Il processo d’appello-bis, disposto dopo un annullamento in Cassazione, si è giocato tutto sulla fragilità dei testimoni. Al centro del dibattimento la figura di Pietro Izzo, ex collaboratore di giustizia. Una vicenda, la sua, che sembra uscita da un romanzo criminale: Izzo aveva accusato Tamarisco, poi aveva ritrattato, poi aveva smesso di collaborare.
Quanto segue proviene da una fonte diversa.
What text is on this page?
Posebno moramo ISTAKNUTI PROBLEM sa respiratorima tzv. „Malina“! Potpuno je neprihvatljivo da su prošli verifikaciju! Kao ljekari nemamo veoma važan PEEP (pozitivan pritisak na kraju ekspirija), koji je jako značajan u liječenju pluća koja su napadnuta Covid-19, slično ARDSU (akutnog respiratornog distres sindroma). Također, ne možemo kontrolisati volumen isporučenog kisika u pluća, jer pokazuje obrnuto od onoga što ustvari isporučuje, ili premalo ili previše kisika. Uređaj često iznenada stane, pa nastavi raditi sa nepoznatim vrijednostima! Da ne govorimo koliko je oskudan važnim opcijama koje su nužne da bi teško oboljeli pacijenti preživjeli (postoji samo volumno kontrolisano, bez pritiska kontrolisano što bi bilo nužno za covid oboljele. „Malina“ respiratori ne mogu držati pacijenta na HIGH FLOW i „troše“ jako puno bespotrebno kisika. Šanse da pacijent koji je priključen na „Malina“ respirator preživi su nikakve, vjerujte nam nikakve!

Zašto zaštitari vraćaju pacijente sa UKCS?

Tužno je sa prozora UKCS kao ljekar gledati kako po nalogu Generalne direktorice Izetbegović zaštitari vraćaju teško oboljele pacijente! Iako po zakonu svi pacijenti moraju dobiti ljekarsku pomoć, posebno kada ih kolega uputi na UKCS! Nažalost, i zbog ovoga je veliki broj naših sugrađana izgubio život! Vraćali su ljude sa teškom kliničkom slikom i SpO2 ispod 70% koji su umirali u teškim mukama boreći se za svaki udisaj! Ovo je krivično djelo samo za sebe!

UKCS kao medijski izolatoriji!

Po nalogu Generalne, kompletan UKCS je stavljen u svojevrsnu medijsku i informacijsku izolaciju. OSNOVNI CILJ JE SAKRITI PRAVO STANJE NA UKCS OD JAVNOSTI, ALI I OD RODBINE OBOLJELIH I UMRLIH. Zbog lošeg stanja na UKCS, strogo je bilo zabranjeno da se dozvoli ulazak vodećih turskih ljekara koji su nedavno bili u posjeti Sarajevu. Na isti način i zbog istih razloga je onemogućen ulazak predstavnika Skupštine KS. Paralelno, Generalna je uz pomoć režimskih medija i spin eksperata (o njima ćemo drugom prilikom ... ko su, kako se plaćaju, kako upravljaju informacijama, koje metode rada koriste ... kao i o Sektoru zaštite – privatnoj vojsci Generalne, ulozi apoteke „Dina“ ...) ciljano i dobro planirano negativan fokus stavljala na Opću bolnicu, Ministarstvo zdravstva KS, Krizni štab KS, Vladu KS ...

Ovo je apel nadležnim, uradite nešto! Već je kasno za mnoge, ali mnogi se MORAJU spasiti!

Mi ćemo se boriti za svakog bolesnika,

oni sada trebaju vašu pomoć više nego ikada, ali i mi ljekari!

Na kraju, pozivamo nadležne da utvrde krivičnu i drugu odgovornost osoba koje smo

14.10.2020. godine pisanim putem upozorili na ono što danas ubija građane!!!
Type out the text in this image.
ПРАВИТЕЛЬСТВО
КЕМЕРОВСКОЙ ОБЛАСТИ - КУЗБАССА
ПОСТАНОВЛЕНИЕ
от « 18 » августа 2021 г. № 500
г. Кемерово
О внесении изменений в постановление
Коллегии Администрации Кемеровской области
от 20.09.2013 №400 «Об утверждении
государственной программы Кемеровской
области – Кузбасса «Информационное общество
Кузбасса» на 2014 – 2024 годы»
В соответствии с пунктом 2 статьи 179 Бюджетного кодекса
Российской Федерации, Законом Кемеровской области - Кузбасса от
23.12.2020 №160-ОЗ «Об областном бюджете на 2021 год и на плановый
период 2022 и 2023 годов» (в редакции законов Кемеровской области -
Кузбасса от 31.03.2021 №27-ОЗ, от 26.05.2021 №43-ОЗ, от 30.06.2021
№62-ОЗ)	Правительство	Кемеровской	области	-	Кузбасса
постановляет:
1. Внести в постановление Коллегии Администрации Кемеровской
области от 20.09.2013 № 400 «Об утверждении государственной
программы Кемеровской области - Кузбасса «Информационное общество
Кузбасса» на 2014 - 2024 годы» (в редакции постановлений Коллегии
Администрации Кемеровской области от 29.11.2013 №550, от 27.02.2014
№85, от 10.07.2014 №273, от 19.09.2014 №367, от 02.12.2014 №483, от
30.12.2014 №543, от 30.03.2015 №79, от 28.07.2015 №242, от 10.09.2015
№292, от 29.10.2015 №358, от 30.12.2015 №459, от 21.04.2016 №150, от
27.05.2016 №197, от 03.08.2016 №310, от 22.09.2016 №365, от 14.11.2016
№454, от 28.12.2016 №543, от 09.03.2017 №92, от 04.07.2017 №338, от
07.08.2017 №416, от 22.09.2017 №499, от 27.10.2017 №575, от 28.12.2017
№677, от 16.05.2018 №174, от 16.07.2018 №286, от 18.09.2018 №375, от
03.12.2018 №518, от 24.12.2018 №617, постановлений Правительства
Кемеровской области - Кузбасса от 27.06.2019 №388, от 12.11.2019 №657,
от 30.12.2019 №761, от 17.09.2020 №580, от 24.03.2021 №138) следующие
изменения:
Il motivo di questo valzer di dichiarazioni è emerso in tutta la sua crudezza: Izzo sarebbe stato minacciato pesantemente durante una videochiamata in carcere da Valentino Gionta (classe ’83), esponente di spicco dell’omonimo clan.

Terrorizzato, il pentito ha interrotto il programma di protezione, ma ha voluto compiere un ultimo gesto emblematico: scrivere una lettera al procuratore Nicola Gratteri. In quelle righe, Izzo ha ribadito che, nonostante la paura gli impedisse di continuare a testimoniare, tutto ciò che aveva detto in passato era “genuino” e vero. Ma la legge ha i suoi riti e le sue garanzie: una lettera, senza il supporto di un esame incrociato solido, non è bastata a confermare l’ergastolo per Tamarisco.

Mentre in aula si pronunciava l’assoluzione di Tamarisco, a pochi chilometri di distanza il terreno si preparava a tremare sotto i colpi dei macchinari. Oggi, infatti, inizia l’abbattimento di Palazzo Fienga, la roccaforte storica del clan Gionta. Per decenni, quel palazzo nel cuore del rione Carceri è stato il simbolo del potere assoluto, il luogo dove si decidevano vita e morte, affari e vendette.

Oggi, la demolizione avviene sotto gli occhi dei ministri Piantedosi e Salvini e del procuratore nazionale Antimafia Giovanni Melillo. È un segnale potente: dove c’era il cemento della camorra, sorgerà un progetto di rigenerazione urbana.